How far along: 39 Weeks. One week from the “finish line.”

How big is baby: 7+ lbs. A mini-watermelon. Well that explains why I look like I’ve shoved a watermelon under my dress.

Total weight gain: +25lbs.

Maternity Clothes: Nothing maternity (though I need some nursing bras…) but that dress I’m wearing is new. Size XS non-maternity. I may or may not have bought it just because I was stoked to still fit in an extra small.

Sleep: Still good. I’ve been waking up to pee lots, and usually have some cramps or contractions when I come back to bed, but aside from an hour at 3:30 one night this week, no loss of sleep.

Best moment of the week: Downton Abbey Season 3 premiere!

Food Cravings: Chocolate. Chocolate. Chocolate.

Food Aversions: Nothing.

Symptoms: Okay, this is the week of symptoms. Braxton Hicks contractions are getting more intense and more frequent. I’ve had a handful of real contractions every day, but they are so spread out and still two + minutes long, so not labor yet. Some cramping. Still losing mucus. I had a gnarly nosebleed yesterday morning, I mean seriously crazy. Lots of movement in the bowels (we’ll leave it there). And lots and lots of hormonal emotions. We are getting close to the end people.
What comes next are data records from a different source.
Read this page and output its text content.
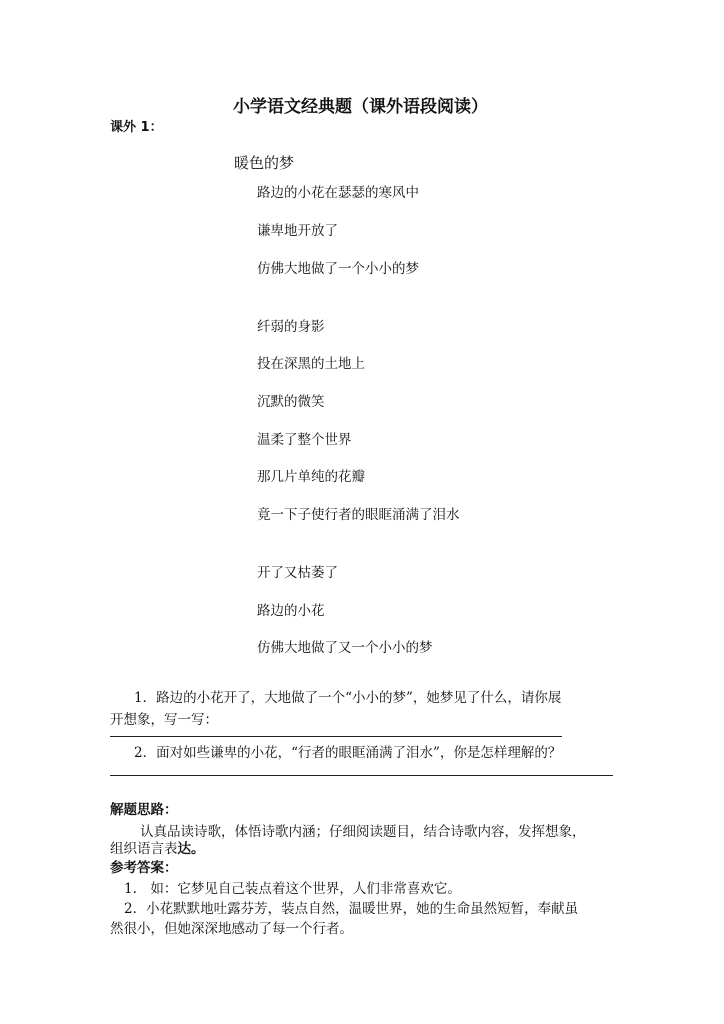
小学语文经典题（课外语段阅读）
课外 1：
暖色的梦
路边的小花在瑟瑟的寒风中
谦卑地开放了
仿佛大地做了一个小小的梦
纤弱的身影
投在深黑的土地上
沉默的微笑
温柔了整个世界
那几片单纯的花瓣
竟一下子使行者的眼眶涌满了泪水
开了又枯萎了
路边的小花
仿佛大地做了又一个小小的梦
1．路边的小花开了，大地做了一个“小小的梦”，她梦见了什么，请你展
开想象，写一写：
2．面对如些谦卑的小花，“行者的眼眶涌满了泪水”，你是怎样理解的？
解题思路：
认真品读诗歌，体悟诗歌内涵；仔细阅读题目，结合诗歌内容，发挥想象，
组织语言表达。
参考答案：
1.　如：它梦见自己装点着这个世界，人们非常喜欢它。
2．小花默默地吐露芬芳，装点自然，温暖世界，她的生命虽然短暂，奉献虽
然很小，但她深深地感动了每一个行者。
Movement: Same as the last few weeks. Not as much, but when he moves, he moves. I think we’re both to the point where we’re a little frustrated with the lack of space in there.

What I’m looking forward to: Baby. I woke up yesterday thinking (for the first time this whole pregnancy) “I’m ready. Any time he wants to come from here on out, I’m ready.”

What I miss: Control over my emotions.